When Joik Meets Drill

Zak Norman & Charlie Miller: »Takkuuk«
© PR
© PR

The Greenlandic word Takkuuk means »attention«, and it is the slightly ironic title of one of the more chaotic projects at this year’s CPH:DOX. The film is a collaboration between visual artist Zak Norman, film director Charlie Miller, and the Belfast-based electronic duo BICEP, and it also features seven musicians from Kalaallit Nunaat and Sápmi. In other words, a multitude of voices and agendas are at play, and the project clearly bears the marks of that.

The process leading up to the film sounds more interesting than the work itself. Norman and Miller travelled around the Arctic, seeking out musicians and researchers while filming glaciers and ice. The film’s seven young musicians then entered the studio with BICEP to create a shared soundtrack: a kind of club-oriented remix of seven very different practices, ranging from drill and heavy metal to joik, throat singing and drum dance. It might have been fascinating to follow those encounters, but instead the film takes us in another direction.

The editing shifts between a documentary strand of interviews and a surreal music-video aesthetic, where specially built cameras pan across the surface of the ice, bathing it in coloured filters referencing the northern lights and club lighting. In the interview track, the participants are allowed to steer the conversation themselves, which sends it in many directions. We touch on the spiritual undertones of traditional musical expressions, and here one would have liked the film to linger longer. One intriguing sequence explains how drum dance relates to the performer’s heartbeat, and how that rhythm is almost the same as the pulse of drill. More of that, please.

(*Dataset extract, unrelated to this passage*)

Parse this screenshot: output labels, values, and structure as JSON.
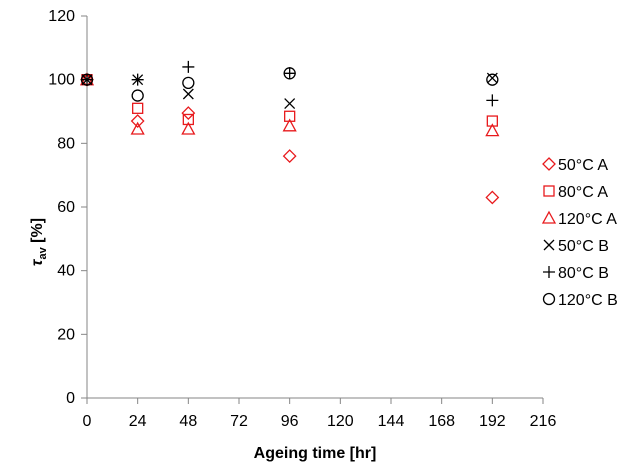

In a subsequent talk, the filmmakers explained that the work was originally produced as an audiovisual installation for five screens. That makes sense and might have worked better. Considered as a documentary film, Takkuuk is fragmentary, chaotic and directionless, which is a shame, because the young musicians seem to have much more to offer.

»Takkuuk«, Zak Norman & Charlie Miller (UK), 2025 (67 min). Screenings: 12, 17 and 19 March

in briefrelease
13.03

Cello Among Cows and a Love of Music

Katrine Philp: »A Classical Life«
© Carsten Snejbjerg
© Carsten Snejbjerg

A farm near Rødvig on the Stevns peninsula, home to both pigs and cows, also houses an elite music school for cellists, the Scandinavian Cello School. The school was founded by the British cellist and professor Jacob Shaw, who is also a farmer and lives here with his family. It is a place where the young people in residence are expected to take part in the work on the farm as in a collective, when they are not working on their musical projects.

According to Shaw, this is very much an innovation. In one of the many scenes featuring the thoughtful, idealistic and selfless mentor, he remarks that the classical music world places great emphasis on competition and perhaps on musical development, but only rarely concerns itself with something as essential as well-being.

It is fascinating to follow not only the teaching and competitions on Stevns and elsewhere, but also to listen to the young musicians’ accounts of playing, alongside the many uncommented sequences in which large amounts of music – especially from the classical cello repertoire – are performed. Among them is an outdoor scene where the musicians have attracted a group of cows, who appear to be listening when they are not mooing.

This is a film about self-realisation through discipline, but also about discipline through self-realisation. The film continually circles around the human effort to become better at something, and it does so in a way that consistently places the participants’ love of music at the centre. This also applies to Shaw himself, whose previous serious illness, briefly referred to, forms a kind of counterpoint to the lightness that otherwise characterises the film.

Katrine Philp’s documentary A Classical Life is therefore warmly recommended – not only to parents of musically inclined children, but to anyone interested in music. Classical music? No. Music.